Of course if any fan base should be anxious about the crap shoot nature of the MLB playoffs it would be the long-suffering supporters of the Chicago Cubs. The Cubs were the popular pick as likely World Series champions during the off-season, as in the eyes of many pundits they won the hot stove league by signing Ben Zobrist and Jason Heyward. Those predictions seemed prescient when Chicago exploded out of the gate, going 17-5 in April and 18-10 in May. Fifty games into the season the Cubs were 6 ½ games ahead in the NL Central, while the average lead in the other divisions at that stage of the season was less than 2 ½ games. By season’s end Chicago had come out on top in 103 of its contests, eight wins better than any other team in the majors.

Not surprisingly the Cubs were also highly favored by the computer whizzes who look to advanced metrics for their analyses. The website fivethirtyeight.com publishes it Elo Ratings, a ranking of clubs based on games played to date and 50,000 computer simulations of the remaining season. Chicago ranked number one every week of the season. As the playoffs started the website gave the Cubs a 26% chance of winning the World Series, making them the favorites.

Following two wins at home against the Wild Card San Francisco Giants, the Cubs odds according to the computer sims are now up to 36%. All this success comes as no surprise. Chicago has last year’s Cy Young winner in Jake Arrieta, and could well sweep all three major individual league awards this season. Kyle Hendricks is a leading Cy Young candidate, who might only be waylaid by sentimental votes for the late Jose Fernandez. Kris Bryant and Anthony Rizzo may wind up competing against each other for the MVP, and no one would be surprised is Joe Maddon wins Manager of the Year.

Yet the Cubs built their Division Series lead with unpredictable performances of their own. In Game One second baseman Javier Baez, playing because of his defensive skills, provided all the offense with an 8th inning home run off Johnny Cueto. In Game Two starting pitcher Hendricks drove in two key runs, and Travis Wood hit the first postseason home run by a relief pitcher since 1924.
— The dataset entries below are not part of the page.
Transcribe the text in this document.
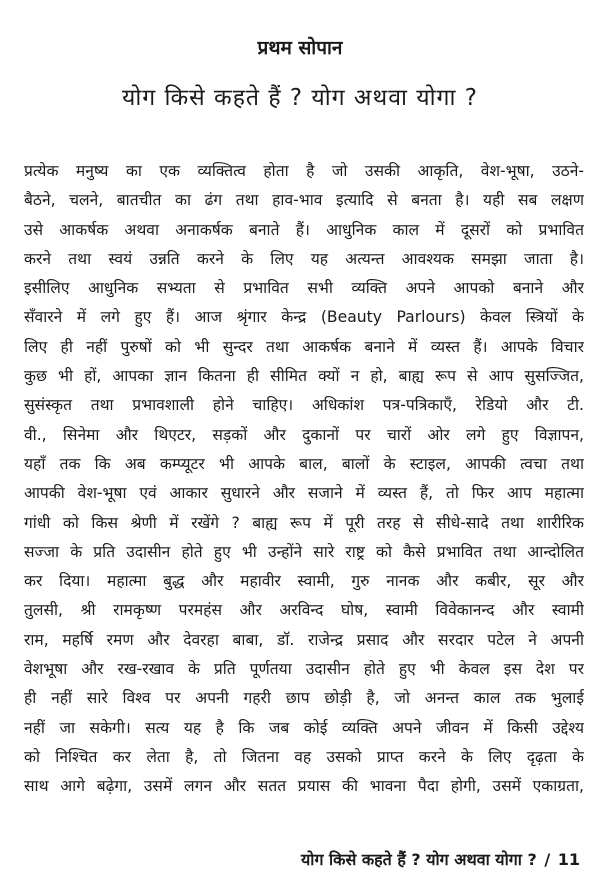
प्रथम सोपान
योग किसे कहते हैं ? योग अथवा योगा ?
प्रत्येक मनुष्य का एक व्यक्तित्व होता है जो उसकी आकृति, वेश-भूषा, उठने-
बैठने, चलने, बातचीत का ढंग तथा हाव-भाव इत्यादि से बनता है। यही सब लक्षण
उसे आकर्षक अथवा अनाकर्षक बनाते हैं। आधुनिक काल में दूसरों को प्रभावित
करने तथा स्वयं उन्नति करने के लिए यह अत्यन्त आवश्यक समझा जाता है।
इसीलिए आधुनिक सभ्यता से प्रभावित सभी व्यक्ति अपने आपको बनाने और
सँवारने में लगे हुए हैं। आज श्रृंगार केन्द्र (Beauty Parlours) केवल स्त्रियों के
लिए ही नहीं पुरुषों को भी सुन्दर तथा आकर्षक बनाने में व्यस्त हैं। आपके विचार
कुछ भी हों, आपका ज्ञान कितना ही सीमित क्यों न हो, बाह्य रूप से आप सुसज्जित,
सुसंस्कृत तथा प्रभावशाली होने चाहिए। अधिकांश पत्र-पत्रिकाएँ, रेडियो और टी.
वी., सिनेमा और थिएटर, सड़कों और दुकानों पर चारों ओर लगे हुए विज्ञापन,
यहाँ तक कि अब कम्प्यूटर भी आपके बाल, बालों के स्टाइल, आपकी त्वचा तथा
आपकी वेश-भूषा एवं आकार सुधारने और सजाने में व्यस्त हैं, तो फिर आप महात्मा
गांधी को किस श्रेणी में रखेंगे ? बाह्य रूप में पूरी तरह से सीधे-सादे तथा शारीरिक
सज्जा के प्रति उदासीन होते हुए भी उन्होंने सारे राष्ट्र को कैसे प्रभावित तथा आन्दोलित
कर दिया। महात्मा बुद्ध और महावीर स्वामी, गुरु नानक और कबीर, सूर और
तुलसी, श्री रामकृष्ण परमहंस और अरविन्द घोष, स्वामी विवेकानन्द और स्वामी
राम, महर्षि रमण और देवरहा बाबा, डॉ. राजेन्द्र प्रसाद और सरदार पटेल ने अपनी
वेशभूषा और रख-रखाव के प्रति पूर्णतया उदासीन होते हुए भी केवल इस देश पर
ही नहीं सारे विश्व पर अपनी गहरी छाप छोड़ी है, जो अनन्त काल तक भुलाई
नहीं जा सकेगी। सत्य यह है कि जब कोई व्यक्ति अपने जीवन में किसी उद्देश्य
को निश्चित कर लेता है, तो जितना वह उसको प्राप्त करने के लिए दृढ़ता के
साथ आगे बढ़ेगा, उसमें लगन और सतत प्रयास की भावना पैदा होगी, उसमें एकाग्रता,
योग किसे कहते हैं ? योग अथवा योगा ? / 11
With their 108-year title drought the Cubs are hard not to like. Should they be the NL representative in the Fall Classic, it’s likely that fans in every city except the one that is home to the AL team will become temporary denizens of the North Side. Still the odds from the computer simulations are a reminder of the chaotic beauty of the Great Game’s postseason. Even as they favor the Cubs, they tell fans that three-quarters of the time at the outset, and still nearly two-thirds of the time most recently, some other team comes out on top. Should that come to pass for real a few weeks from now, it won’t be because of curses or goats or an overeager fan reaching for a foul ball. It will just be playoff baseball.